The question of housing in all its states

It is wrong to say that housing affordability is a serious problem. The affordability crisis is not ONE problem, but many. Each of these problems requires diverse, yet complementary, solutions that engage government in very different ways.

Posted at 9:00 a.m.

Raphael Fischler

Raphael Fischler
Urban planner emeritus and dean of the faculty of planning at the Université de Montréal

Simplifying a lot, let us distinguish four socioeconomic categories, which experience relatively distinct situations.

Households with high incomes complain about the high cost of housing in good neighborhoods. Competition, speculation, stepping into my backyard are making houses and plexes there unaffordable, if not for them, at least for their children. Their reaction is often to fall back on other neighborhoods, which they gentrify.

Middle-income households, on the other hand, are frustrated in particular by the increase in the prices of houses and condos that they would like to buy as their first properties, an increase that forces them to settle far in the suburbs to live in a house or to be satisfied with a small accommodation to stay in town. As they form a large group of voters, these households receive generous support from governments, which subsidize their home ownership and build new community facilities and infrastructure on the outskirts.

Households with more modest incomes suffer from the increase in rents in their daily lives. Proper housing requires a drastic reduction in all other expenses. Less expensive housing is smaller, less well maintained and/or less well located, which poses health and accessibility problems. Rent control, income supplements, tax credits, the supply of social housing and sanitation control help, but only partially.

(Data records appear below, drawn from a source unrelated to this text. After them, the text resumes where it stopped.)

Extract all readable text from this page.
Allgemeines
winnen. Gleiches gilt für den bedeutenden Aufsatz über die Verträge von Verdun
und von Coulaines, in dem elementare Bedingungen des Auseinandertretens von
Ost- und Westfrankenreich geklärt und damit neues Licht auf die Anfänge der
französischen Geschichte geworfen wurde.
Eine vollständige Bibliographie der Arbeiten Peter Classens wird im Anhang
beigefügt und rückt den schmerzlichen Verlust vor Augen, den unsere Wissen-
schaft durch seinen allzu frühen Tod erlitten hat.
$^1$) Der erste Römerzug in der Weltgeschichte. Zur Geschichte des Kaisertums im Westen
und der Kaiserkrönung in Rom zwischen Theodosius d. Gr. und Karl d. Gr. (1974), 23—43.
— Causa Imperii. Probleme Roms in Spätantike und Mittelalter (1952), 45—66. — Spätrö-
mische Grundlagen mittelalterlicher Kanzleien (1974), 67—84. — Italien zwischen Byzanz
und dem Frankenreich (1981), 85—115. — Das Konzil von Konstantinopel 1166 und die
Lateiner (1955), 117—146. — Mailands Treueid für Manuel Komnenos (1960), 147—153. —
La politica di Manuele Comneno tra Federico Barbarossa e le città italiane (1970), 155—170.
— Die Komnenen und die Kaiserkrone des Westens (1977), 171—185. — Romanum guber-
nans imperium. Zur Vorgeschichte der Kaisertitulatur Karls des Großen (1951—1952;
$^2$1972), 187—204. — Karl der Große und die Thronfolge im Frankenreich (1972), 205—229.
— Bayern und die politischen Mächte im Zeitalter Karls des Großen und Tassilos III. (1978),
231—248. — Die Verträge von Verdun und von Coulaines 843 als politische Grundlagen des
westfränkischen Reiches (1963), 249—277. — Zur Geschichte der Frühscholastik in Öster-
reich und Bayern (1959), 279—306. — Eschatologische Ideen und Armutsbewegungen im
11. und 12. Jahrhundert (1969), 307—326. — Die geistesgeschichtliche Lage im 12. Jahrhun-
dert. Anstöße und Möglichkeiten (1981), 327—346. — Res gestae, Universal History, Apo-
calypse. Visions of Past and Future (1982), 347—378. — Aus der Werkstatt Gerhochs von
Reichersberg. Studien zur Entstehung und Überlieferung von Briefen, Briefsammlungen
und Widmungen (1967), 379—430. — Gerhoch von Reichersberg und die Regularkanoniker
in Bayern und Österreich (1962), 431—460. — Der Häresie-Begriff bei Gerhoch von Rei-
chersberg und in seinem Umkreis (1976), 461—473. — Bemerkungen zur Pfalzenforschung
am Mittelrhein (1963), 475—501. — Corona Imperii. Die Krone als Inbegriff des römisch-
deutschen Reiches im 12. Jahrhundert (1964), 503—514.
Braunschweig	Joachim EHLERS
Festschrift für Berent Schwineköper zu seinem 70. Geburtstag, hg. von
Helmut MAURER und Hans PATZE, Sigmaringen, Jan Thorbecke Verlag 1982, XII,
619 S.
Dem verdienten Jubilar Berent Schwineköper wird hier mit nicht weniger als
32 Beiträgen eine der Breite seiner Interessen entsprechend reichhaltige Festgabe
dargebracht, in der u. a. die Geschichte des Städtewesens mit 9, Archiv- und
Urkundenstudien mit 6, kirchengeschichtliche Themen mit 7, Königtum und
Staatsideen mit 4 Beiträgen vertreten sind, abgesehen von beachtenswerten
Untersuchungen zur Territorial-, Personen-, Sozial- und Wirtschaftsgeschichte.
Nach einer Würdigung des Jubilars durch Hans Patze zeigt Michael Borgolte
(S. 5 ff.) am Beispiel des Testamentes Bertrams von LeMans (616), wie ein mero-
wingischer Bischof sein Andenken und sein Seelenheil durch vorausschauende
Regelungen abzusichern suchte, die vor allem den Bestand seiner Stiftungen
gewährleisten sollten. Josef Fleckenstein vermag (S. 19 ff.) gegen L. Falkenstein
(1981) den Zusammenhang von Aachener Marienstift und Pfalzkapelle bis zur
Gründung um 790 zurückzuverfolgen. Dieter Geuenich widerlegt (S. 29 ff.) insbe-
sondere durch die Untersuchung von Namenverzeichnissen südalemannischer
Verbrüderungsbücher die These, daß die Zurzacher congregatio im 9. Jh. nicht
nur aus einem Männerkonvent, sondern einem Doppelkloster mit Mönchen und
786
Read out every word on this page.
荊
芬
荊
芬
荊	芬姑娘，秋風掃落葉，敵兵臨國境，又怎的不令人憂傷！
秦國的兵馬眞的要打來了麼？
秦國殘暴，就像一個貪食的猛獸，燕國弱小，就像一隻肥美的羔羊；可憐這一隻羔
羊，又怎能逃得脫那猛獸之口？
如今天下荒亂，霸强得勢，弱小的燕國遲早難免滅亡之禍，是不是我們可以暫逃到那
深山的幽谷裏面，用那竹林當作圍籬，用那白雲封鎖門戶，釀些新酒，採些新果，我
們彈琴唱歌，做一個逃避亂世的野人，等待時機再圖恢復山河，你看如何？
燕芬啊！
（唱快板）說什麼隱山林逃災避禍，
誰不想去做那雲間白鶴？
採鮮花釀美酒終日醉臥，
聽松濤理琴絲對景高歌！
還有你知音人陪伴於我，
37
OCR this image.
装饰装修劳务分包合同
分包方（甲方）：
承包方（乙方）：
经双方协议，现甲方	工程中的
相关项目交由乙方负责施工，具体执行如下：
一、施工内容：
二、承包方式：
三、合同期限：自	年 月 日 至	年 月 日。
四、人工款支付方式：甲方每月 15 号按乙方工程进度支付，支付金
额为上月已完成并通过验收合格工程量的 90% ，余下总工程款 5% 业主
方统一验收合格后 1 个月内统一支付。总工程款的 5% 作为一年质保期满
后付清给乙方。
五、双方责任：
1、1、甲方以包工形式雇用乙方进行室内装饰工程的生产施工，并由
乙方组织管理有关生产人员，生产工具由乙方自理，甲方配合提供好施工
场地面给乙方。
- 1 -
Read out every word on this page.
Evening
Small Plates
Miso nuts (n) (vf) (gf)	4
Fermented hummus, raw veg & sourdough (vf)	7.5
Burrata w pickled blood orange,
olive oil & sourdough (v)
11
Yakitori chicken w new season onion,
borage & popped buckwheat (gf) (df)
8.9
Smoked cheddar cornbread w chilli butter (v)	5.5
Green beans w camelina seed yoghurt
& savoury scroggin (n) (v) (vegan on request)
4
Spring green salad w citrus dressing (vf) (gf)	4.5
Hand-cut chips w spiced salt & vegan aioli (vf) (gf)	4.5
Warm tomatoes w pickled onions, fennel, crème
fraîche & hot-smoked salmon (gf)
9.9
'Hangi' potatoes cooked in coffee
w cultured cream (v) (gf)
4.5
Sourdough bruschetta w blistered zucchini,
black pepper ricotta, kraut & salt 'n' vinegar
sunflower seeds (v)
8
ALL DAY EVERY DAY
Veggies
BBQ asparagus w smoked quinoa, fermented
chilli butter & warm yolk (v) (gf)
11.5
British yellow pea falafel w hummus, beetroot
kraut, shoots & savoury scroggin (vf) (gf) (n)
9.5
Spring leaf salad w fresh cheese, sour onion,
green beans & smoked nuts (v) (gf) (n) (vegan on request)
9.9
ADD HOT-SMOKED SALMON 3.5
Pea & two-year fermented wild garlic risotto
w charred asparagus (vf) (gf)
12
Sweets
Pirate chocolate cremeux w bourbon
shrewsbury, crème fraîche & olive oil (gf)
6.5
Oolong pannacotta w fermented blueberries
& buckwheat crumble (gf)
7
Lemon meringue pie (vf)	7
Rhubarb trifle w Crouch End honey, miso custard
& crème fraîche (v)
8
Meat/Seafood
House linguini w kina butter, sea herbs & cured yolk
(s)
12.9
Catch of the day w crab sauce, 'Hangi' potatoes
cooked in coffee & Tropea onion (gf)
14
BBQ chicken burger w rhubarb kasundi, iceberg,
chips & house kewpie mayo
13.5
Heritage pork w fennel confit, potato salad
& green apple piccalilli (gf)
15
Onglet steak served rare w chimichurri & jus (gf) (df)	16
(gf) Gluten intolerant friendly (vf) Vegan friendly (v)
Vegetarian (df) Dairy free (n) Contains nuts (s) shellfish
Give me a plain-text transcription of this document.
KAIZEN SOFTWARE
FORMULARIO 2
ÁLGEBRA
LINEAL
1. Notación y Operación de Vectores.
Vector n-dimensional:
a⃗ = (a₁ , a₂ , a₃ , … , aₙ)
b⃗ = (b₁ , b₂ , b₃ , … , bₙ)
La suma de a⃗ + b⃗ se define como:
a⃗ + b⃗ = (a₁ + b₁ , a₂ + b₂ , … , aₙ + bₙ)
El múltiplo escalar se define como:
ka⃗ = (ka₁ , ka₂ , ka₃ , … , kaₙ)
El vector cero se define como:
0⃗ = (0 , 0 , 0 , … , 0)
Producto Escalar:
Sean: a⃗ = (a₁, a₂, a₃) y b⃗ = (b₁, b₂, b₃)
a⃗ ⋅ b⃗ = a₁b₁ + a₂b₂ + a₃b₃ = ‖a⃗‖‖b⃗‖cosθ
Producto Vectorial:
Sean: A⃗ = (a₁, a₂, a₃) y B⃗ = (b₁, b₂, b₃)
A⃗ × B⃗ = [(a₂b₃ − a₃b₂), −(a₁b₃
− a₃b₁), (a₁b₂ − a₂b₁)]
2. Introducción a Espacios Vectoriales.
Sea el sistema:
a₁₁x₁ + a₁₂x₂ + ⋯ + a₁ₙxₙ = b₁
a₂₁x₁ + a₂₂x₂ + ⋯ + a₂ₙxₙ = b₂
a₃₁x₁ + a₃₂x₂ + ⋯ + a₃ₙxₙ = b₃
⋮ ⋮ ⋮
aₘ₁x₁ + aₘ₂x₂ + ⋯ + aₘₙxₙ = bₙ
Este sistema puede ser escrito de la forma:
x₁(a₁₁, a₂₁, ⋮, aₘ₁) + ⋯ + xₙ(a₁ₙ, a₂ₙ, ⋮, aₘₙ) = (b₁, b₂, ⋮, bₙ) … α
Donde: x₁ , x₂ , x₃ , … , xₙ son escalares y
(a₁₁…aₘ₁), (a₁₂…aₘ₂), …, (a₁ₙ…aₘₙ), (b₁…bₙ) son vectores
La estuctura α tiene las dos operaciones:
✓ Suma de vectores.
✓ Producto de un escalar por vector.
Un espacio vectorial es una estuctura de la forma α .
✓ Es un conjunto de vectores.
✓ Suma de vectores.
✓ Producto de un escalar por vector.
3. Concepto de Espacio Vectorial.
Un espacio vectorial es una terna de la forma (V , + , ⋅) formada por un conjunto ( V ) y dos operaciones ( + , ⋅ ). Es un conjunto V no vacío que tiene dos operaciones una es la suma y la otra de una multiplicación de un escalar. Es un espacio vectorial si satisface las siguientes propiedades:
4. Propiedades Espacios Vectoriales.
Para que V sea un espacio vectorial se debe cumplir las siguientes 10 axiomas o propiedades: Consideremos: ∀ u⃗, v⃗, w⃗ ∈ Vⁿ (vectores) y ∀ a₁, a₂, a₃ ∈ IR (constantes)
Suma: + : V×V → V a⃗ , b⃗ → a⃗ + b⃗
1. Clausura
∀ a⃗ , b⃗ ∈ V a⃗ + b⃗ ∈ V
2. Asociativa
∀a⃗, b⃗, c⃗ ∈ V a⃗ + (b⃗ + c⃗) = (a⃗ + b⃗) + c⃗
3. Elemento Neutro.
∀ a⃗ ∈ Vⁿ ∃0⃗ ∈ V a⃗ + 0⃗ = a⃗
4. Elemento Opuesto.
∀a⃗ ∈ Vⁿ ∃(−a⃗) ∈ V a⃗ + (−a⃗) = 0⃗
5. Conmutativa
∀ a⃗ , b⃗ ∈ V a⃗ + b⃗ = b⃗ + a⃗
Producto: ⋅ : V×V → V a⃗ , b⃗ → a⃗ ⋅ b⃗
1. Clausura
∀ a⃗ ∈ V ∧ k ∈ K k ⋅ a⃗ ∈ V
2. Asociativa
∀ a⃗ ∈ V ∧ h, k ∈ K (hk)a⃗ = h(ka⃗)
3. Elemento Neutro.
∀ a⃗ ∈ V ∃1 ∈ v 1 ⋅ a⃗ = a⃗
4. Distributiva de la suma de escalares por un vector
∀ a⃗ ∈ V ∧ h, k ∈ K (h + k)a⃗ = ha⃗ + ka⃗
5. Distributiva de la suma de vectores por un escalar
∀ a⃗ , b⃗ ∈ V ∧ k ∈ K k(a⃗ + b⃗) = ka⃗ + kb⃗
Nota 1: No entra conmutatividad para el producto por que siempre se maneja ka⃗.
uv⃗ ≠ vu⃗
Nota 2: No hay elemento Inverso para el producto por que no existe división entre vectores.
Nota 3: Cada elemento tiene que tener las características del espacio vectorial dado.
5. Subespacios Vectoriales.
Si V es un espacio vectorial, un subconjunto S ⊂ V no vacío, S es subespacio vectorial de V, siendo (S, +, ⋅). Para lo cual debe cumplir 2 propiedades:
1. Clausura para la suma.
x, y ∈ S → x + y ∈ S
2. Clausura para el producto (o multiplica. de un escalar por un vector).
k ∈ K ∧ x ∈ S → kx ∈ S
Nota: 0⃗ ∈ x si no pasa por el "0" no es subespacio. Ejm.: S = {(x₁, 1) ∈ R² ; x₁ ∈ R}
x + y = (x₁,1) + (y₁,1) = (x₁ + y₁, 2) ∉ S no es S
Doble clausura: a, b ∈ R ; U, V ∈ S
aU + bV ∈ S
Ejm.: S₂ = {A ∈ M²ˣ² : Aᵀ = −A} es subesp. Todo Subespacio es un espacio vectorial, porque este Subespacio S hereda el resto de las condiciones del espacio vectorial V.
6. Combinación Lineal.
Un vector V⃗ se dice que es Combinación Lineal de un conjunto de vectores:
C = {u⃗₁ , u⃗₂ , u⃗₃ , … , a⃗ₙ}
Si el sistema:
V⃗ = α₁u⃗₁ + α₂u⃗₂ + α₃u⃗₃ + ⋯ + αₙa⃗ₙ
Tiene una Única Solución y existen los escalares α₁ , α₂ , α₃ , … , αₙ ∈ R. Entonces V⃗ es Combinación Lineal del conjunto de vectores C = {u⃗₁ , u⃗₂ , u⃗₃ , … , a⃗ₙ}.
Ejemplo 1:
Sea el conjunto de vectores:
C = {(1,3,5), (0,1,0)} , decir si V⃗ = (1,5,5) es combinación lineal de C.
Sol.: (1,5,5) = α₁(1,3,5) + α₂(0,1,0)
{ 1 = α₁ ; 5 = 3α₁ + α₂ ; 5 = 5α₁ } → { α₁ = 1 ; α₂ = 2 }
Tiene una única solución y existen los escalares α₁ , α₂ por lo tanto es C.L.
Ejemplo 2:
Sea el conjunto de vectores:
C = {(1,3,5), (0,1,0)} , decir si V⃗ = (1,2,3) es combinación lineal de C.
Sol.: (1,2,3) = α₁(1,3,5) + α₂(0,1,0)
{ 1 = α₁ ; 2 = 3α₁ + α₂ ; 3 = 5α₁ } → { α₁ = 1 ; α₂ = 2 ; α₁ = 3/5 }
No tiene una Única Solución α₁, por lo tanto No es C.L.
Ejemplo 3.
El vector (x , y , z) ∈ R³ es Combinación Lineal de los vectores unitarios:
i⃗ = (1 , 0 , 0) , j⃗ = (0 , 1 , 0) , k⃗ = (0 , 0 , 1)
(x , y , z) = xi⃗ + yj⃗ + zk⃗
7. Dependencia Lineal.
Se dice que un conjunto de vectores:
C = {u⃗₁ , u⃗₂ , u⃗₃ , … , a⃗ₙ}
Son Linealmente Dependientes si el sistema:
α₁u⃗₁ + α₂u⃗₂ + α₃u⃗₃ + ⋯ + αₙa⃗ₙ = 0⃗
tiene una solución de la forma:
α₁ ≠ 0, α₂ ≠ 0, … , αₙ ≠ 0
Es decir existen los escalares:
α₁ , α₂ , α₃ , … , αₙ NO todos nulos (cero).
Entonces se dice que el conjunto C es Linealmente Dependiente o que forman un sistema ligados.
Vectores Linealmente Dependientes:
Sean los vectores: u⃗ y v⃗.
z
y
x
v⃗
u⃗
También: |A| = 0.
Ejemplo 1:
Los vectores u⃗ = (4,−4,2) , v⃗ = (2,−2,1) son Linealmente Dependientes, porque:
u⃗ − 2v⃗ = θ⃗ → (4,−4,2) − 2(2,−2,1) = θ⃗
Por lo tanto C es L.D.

Finally, those who have no fixed abode, who camp in our streets, in makeshift shelters or in temporary accommodation experience difficulties that others find difficult to imagine. Their problem of access to housing is often compounded by health and mental health challenges. Despite all the efforts made, long-term solutions remain very difficult to find.

Each of these different housing affordability issues requires distinct solutions. For the better off, the solution to the high cost of housing does not come from public action; they have the necessary means to find accommodation in the private market, which will meet their needs. On the other hand, the authorities must ensure that this response will take a form that is in the public interest.

For the others, it must be said and repeated: the private sector cannot produce cheap housing. Everything new is expensive.

On the one hand, construction is not benefiting enough from the huge efficiency gains that have driven prices down in so many other industrial sectors. On the other hand, our expectations for space and equipment are high. You only have to look at what consumers want in kitchens and bathrooms today to realize that what is normal today would have been luxurious in the eyes of our ancestors.

Caught between the hammer of expensive construction and the anvil of high standards, we advocate deregulation to reduce the cost of middle-class housing. However, while increasing residential densities and speeding up approval processes are indeed likely to reduce production costs (and bring environmental benefits), these measures will not make housing affordable per se; they’ll just make it a little cheaper. At the same time, it is necessary to act on the cost of construction and on the expectations of buyers.

For less well-off households, there is no salvation without major government intervention. It takes either help to the stone (supply side) or help to the person (demand side).

The resurgence of social housing does not seem to be a possibility in the current political climate. But, whatever their use, public spending on housing will have no impact if they are not massive. However, for the moment, they are ridiculously modest compared to those devoted to the car (that is to say to roads and highways) and they largely benefit the middle class.

For poorer individuals or households, even greater public expenditure per person is needed, as well as existing social housing or alternative housing, i.e. units that do not meet class standards average in terms of private space, but which nevertheless offer a healthy and safe habitat.

Yes, more housing needs to be built to better balance supply and demand. But without wise regulation, private provision will not create quality living environments. Above all, without massive government spending, it will not meet the needs of a large part of the population.